With summer in full swing, Chicagoans have emerged from a long winter of hibernation to kickoff off the start of festival season. It’s time again for the Taste of Chicago and Lollapalooza. With the end of the school year, you are likely seeing more of your teen, which can be a transition for everybody at home. Some teens need a little help in planning their fun. Others race out the door before you know it. Either way, it’s important for parents to talk with their teens about keeping things safe and fun at this summer.
Having fun is healthy
Summertime serves as the perfect venue for teens to spend time socializing with friends. There are several mental health benefits to having an active social life. Research states that interacting with others boosts feelings of well-being and decreases feelings of depression. One sure way of improving a person’s mood is to work on building social connections. Summer excursions can facilitate such efforts. For additional screen-free summer activities and suggestions, take a look at this blog post that my colleagues wrote.
Offer to drive
Parents can support their teen’s attempts to be social through extending transportation support. Volunteering your time in this way offers an added bonus as well. Assisting with transportation extends you the opportunity to work on your relationship with your teen this summer. Consider matching their excitement and actively listening as they share anecdotes from their day’s adventures. Furthermore, you to get know their friends better and encourages safe transportation. Implementing both of these suggestions into your summer routine can foster trust in the parent-teen relationship.

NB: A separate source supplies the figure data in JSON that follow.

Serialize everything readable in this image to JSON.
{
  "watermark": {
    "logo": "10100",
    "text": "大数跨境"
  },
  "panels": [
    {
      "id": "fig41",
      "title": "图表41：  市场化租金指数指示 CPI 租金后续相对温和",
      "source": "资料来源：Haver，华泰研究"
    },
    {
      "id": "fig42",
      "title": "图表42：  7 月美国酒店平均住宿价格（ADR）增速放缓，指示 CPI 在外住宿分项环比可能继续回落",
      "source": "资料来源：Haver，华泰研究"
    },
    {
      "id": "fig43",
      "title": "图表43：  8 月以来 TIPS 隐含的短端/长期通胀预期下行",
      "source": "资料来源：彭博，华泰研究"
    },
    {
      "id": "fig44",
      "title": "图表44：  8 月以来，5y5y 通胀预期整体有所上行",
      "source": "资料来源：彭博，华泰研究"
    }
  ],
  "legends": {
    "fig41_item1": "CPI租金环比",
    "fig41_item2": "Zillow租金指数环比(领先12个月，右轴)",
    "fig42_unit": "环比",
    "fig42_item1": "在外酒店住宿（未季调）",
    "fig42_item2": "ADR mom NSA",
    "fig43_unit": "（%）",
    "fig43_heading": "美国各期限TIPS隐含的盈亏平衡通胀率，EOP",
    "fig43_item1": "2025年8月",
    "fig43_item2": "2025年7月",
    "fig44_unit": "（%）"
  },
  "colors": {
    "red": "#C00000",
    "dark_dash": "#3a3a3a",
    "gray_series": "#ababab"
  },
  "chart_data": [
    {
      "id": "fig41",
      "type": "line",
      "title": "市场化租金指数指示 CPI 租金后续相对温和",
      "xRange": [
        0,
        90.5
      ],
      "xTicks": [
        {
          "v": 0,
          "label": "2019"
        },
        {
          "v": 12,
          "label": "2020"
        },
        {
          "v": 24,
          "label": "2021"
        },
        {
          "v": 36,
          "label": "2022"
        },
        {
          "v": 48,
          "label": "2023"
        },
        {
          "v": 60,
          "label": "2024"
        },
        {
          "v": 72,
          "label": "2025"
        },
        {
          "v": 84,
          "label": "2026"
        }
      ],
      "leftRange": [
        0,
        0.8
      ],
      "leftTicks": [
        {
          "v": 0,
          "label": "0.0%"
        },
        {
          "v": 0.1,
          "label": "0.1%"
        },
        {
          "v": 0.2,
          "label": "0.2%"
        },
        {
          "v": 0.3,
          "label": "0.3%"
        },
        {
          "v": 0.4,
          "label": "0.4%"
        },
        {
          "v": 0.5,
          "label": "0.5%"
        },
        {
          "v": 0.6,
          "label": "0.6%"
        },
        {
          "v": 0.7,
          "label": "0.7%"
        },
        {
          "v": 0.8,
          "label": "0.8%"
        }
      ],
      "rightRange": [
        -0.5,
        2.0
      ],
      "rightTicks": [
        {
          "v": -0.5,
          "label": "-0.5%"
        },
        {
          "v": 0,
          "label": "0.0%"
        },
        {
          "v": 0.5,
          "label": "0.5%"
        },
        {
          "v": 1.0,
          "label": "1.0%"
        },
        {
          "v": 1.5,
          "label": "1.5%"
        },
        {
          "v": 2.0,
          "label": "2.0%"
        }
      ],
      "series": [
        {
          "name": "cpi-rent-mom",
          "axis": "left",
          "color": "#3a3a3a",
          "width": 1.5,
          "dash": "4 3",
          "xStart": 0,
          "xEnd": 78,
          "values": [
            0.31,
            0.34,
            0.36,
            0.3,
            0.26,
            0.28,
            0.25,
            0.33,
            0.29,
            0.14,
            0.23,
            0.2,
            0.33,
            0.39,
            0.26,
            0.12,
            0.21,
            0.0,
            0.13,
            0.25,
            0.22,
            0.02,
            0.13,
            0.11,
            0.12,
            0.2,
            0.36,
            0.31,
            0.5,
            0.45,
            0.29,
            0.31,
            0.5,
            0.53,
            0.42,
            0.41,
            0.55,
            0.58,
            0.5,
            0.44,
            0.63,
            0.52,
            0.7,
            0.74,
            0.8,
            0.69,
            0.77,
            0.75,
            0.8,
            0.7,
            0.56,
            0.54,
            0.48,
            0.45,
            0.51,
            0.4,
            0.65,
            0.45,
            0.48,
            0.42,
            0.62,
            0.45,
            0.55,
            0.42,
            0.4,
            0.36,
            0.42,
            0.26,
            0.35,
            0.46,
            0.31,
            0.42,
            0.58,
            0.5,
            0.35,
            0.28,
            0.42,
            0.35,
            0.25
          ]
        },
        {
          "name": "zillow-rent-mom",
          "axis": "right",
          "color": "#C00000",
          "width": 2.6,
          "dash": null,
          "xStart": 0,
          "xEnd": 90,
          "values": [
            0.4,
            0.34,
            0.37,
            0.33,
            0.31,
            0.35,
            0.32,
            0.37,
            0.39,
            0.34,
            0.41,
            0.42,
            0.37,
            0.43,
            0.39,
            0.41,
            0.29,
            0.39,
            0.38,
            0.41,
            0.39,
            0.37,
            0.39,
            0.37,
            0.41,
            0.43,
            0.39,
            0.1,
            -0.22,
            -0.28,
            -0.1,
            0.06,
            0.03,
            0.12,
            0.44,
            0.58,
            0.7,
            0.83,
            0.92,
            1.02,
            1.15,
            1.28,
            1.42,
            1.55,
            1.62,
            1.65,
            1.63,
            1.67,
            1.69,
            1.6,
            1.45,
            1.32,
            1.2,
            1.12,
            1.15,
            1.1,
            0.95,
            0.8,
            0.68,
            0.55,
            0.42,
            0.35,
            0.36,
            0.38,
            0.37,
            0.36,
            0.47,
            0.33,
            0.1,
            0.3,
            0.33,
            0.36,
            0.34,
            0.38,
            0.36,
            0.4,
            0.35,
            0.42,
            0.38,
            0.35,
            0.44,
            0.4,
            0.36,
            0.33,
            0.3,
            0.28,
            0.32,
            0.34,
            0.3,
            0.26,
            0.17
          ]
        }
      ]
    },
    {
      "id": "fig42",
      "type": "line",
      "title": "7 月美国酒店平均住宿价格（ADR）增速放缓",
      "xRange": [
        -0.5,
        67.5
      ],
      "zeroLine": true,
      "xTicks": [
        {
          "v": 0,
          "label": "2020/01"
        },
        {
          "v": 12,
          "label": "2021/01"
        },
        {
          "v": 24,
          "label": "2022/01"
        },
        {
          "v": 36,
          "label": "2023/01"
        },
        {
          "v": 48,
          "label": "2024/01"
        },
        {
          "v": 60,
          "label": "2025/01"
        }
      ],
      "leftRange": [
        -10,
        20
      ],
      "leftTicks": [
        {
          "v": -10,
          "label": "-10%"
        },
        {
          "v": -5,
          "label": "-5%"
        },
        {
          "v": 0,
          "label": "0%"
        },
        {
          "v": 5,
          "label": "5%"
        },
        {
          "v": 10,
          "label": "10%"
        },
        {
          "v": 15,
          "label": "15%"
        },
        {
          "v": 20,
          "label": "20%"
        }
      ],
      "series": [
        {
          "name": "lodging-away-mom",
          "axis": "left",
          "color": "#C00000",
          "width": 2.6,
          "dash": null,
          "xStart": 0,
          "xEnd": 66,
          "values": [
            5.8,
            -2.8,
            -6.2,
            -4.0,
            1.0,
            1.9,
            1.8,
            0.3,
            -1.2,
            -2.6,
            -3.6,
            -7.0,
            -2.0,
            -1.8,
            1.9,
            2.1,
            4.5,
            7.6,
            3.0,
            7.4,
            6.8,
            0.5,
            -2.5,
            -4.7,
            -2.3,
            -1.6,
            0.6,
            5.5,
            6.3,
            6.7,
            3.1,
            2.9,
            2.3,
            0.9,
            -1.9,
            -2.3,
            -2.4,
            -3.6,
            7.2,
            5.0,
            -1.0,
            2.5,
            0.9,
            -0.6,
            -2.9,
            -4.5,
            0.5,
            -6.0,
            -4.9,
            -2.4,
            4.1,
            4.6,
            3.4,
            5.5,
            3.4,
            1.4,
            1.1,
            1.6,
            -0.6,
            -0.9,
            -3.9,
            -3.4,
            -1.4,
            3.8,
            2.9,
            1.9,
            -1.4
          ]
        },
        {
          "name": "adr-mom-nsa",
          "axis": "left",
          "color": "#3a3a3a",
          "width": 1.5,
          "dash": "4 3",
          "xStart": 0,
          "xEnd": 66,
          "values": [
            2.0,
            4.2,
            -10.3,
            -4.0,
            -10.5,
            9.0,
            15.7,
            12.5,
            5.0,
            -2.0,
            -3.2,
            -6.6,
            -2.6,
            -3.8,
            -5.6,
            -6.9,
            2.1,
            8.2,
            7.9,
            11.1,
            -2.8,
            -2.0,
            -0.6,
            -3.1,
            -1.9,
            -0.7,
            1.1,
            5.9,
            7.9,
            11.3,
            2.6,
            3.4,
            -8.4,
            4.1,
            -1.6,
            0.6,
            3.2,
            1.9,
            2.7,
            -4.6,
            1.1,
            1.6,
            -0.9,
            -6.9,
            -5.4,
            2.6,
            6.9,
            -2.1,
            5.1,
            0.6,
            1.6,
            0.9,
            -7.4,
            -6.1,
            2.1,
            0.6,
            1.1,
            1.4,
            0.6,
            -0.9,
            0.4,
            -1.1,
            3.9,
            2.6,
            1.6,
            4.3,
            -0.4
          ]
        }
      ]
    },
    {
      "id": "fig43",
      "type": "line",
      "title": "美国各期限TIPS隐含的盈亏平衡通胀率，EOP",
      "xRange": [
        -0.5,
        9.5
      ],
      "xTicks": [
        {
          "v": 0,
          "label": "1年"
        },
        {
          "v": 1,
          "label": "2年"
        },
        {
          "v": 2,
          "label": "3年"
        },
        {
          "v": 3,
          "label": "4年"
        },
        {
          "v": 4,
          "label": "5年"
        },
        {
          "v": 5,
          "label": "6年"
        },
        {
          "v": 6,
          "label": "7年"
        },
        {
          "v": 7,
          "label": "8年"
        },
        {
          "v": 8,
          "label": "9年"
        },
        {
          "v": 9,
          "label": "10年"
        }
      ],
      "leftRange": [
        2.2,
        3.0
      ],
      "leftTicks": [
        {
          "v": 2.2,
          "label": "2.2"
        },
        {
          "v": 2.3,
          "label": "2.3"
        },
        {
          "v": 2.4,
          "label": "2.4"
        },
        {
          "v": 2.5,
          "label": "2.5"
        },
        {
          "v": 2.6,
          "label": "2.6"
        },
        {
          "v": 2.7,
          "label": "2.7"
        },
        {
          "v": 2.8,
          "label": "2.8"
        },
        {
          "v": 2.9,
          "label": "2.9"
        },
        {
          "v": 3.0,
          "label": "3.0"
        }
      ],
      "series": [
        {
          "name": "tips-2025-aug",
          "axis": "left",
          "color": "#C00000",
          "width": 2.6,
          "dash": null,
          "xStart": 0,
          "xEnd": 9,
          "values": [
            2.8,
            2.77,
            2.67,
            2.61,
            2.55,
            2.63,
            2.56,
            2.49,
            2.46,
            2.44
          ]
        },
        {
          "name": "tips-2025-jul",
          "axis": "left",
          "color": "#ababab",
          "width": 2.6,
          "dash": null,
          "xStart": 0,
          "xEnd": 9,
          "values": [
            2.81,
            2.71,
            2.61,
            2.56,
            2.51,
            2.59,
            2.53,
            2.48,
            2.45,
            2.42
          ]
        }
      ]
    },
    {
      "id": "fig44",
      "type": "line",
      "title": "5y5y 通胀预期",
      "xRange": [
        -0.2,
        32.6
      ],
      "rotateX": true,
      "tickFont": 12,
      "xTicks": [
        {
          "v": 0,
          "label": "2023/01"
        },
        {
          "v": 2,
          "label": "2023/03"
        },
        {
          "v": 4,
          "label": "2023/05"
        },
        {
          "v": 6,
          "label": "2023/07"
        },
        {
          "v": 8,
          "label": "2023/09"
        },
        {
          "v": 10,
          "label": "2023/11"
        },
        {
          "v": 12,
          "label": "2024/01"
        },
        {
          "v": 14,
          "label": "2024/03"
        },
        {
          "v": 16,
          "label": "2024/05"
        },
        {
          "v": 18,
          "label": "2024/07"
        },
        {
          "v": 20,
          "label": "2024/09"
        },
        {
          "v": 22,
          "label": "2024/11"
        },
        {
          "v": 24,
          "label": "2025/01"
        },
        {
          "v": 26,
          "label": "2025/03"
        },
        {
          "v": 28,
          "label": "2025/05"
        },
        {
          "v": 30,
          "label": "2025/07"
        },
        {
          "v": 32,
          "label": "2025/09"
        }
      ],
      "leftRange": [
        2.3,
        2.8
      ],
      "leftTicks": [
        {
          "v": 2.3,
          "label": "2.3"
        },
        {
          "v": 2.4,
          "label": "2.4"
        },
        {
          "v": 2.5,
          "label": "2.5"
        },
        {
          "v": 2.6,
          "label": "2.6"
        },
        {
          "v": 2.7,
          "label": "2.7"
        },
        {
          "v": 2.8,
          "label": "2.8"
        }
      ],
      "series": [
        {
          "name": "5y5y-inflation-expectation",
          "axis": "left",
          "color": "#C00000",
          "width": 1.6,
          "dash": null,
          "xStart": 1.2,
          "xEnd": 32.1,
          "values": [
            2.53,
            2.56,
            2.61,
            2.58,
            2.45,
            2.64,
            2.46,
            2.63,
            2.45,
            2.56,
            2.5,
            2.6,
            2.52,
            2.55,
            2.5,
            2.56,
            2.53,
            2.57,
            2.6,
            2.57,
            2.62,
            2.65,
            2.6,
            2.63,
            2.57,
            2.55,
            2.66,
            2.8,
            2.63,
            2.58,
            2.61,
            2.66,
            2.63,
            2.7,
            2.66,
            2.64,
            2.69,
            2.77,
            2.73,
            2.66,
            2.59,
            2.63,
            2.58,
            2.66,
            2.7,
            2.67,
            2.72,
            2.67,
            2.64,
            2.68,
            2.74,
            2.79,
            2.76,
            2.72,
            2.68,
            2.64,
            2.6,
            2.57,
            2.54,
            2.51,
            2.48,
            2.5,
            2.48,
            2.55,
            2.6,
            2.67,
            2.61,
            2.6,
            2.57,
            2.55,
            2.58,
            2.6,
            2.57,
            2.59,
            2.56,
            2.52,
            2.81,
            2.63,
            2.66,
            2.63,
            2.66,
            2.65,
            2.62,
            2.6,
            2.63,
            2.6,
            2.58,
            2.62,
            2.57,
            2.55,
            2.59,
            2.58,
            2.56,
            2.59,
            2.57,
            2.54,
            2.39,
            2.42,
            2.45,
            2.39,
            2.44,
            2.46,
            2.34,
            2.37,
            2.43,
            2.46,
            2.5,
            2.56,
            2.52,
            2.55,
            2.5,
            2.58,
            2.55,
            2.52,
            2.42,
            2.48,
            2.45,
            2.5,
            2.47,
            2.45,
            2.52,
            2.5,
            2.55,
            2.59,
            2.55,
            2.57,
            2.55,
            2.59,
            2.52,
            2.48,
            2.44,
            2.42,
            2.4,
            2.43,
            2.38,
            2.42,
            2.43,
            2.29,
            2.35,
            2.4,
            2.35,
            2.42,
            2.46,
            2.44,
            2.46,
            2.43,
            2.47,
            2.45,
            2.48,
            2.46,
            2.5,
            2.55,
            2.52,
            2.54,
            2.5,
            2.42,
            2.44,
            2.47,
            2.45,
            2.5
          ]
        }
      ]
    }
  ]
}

Keeping things safe and sound
Allowing your teen to venture into the city during the summer months does require some level of trust from Mom and Dad. Setting a few guidelines can make the experience far easier to navigate for both parent and teen. Before your son or daughter heads out, be clear on your expectations for their curfew. If they need it, assist your teen with navigating public-transit. Next, ask your son or daughter to share their friend’s contact information with you in case of emergency. Encourage them to use the buddy system in light of the expected crowds. Additionally, ask your teen to check-in via text or with a phone call throughout the event and suggest their friend group come up with a predetermined meeting point should they get separated from one another. Lastly, talk about how to handle drinking/smoking encounters. Let your teen know that they can reach out to you should they need an excuse to get out of a situation that makes them uncomfortable.
Living close to the city offers a litany of possibilities for summertime entertainment. By prepping your teen to have fun and keep things safe at Lollapalooza and The Taste of Chicago this summer, you’re setting them up for positive experiences. Being social and exploring different events this summer can build up your teen’s sense of self, boost self-confidence, improve their mood, and has the potential to build trust within your relationship with them.